BACKGROUND: Autoimmune hepatitis (AIH) is a chronic inflammatory disease that is successfully treated with prednisone and/or azathioprine immunosuppressive therapy in 70% to 80% of patients. The remaining patients are intolerant or refractory to these standard medications. Budesonide, a synthetic glucocorticoid, undergoes a high degree of first-pass metabolism, reducing its systemic bioavailability, and has a 15-fold greater affinity for the glucocorticoid receptor than prednisolone. Budesonide may be a potentially useful systemic steroid-sparing immunosuppressive agent in the treatment of AIH.
OBJECTIVE: To review the Canadian experience using budesonide to treat AIH.
METHODS: Patients with AIH currently or previously treated with budesonide were identified through the Canadian Association for the Study of the Liver membership. Data were collected regarding their clinical and treatment history.

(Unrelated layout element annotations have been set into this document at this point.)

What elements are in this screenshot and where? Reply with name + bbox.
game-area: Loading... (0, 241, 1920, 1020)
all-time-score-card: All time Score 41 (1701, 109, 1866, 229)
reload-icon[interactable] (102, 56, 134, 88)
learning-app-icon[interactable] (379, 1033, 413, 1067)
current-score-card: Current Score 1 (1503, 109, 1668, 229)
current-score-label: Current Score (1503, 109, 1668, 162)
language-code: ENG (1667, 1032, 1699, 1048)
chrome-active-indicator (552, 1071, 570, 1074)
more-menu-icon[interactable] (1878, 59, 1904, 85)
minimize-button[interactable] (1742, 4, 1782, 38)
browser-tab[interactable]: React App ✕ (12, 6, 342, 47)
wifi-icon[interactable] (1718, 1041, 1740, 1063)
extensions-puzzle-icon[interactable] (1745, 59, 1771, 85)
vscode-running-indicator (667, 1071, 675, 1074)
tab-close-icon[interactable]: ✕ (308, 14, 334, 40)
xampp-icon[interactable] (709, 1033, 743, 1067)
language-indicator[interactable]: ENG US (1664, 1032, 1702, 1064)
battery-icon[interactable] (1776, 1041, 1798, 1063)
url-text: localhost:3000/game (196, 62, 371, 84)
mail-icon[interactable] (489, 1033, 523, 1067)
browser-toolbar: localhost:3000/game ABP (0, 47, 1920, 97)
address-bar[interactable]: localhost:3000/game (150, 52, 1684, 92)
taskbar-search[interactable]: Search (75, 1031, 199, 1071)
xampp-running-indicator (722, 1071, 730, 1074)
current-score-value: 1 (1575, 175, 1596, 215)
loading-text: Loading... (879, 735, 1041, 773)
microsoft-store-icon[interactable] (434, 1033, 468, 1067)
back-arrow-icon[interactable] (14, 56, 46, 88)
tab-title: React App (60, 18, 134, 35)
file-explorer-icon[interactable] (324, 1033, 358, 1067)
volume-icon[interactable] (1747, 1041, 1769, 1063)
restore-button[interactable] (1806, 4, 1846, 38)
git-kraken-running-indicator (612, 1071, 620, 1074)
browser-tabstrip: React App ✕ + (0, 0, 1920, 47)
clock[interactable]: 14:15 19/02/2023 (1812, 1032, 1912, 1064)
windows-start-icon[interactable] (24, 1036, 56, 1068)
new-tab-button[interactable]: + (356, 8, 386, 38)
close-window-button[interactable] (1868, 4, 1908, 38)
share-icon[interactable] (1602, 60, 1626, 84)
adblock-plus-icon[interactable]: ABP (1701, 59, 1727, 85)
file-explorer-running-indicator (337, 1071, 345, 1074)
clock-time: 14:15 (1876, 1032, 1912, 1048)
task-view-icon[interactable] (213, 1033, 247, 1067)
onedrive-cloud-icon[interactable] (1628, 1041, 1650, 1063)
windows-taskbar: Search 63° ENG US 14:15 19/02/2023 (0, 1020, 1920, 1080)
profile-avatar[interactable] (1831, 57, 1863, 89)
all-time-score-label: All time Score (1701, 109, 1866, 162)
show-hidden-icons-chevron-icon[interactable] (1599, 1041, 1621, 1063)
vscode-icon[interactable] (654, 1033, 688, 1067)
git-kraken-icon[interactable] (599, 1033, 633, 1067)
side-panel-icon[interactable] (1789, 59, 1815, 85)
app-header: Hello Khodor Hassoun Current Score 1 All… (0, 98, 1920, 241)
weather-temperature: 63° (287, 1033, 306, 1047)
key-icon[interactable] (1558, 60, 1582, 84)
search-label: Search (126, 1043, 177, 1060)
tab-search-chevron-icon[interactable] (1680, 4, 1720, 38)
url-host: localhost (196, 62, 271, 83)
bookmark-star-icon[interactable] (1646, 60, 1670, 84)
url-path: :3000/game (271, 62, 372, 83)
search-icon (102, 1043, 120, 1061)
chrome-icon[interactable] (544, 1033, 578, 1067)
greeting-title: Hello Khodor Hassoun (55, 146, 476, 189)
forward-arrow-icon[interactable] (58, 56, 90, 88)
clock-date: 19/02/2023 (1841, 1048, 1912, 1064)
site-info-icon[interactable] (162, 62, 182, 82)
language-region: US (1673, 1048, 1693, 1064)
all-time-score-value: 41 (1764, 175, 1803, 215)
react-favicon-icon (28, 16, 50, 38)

RESULTS: A total of nine patients were identified. All patients were female, with an average age of 39 years (range 12 to 66 years). The indications for budesonide were adverse side effects of prednisone in two patients, noncompliance with prednisone and azathioprine in one patient and intolerance to azathioprine resulting in prednisone dependence in the remaining six patients. Patients were treated in doses ranging from 9 mg daily to 3 mg every other day for 24 weeks to eight years. Seven of nine patients had a complete response, defined as sustained normalization of the aminotransferase levels. The remaining two patients were classified as nonresponders (less than a 50% reduction in pretreatment aminotransferase levels).
CONCLUSIONS: In Canada, budesonide has been successfully used in seven of nine patients with autoimmune hepatitis who were either intolerant to prednisone and azathioprine or prednisone-dependent. No adverse effects were reported with budesonide. Budesonide is potentially a valuable treatment option for AIH patients refractory or intolerant to standard therapy, and is deserving of further study.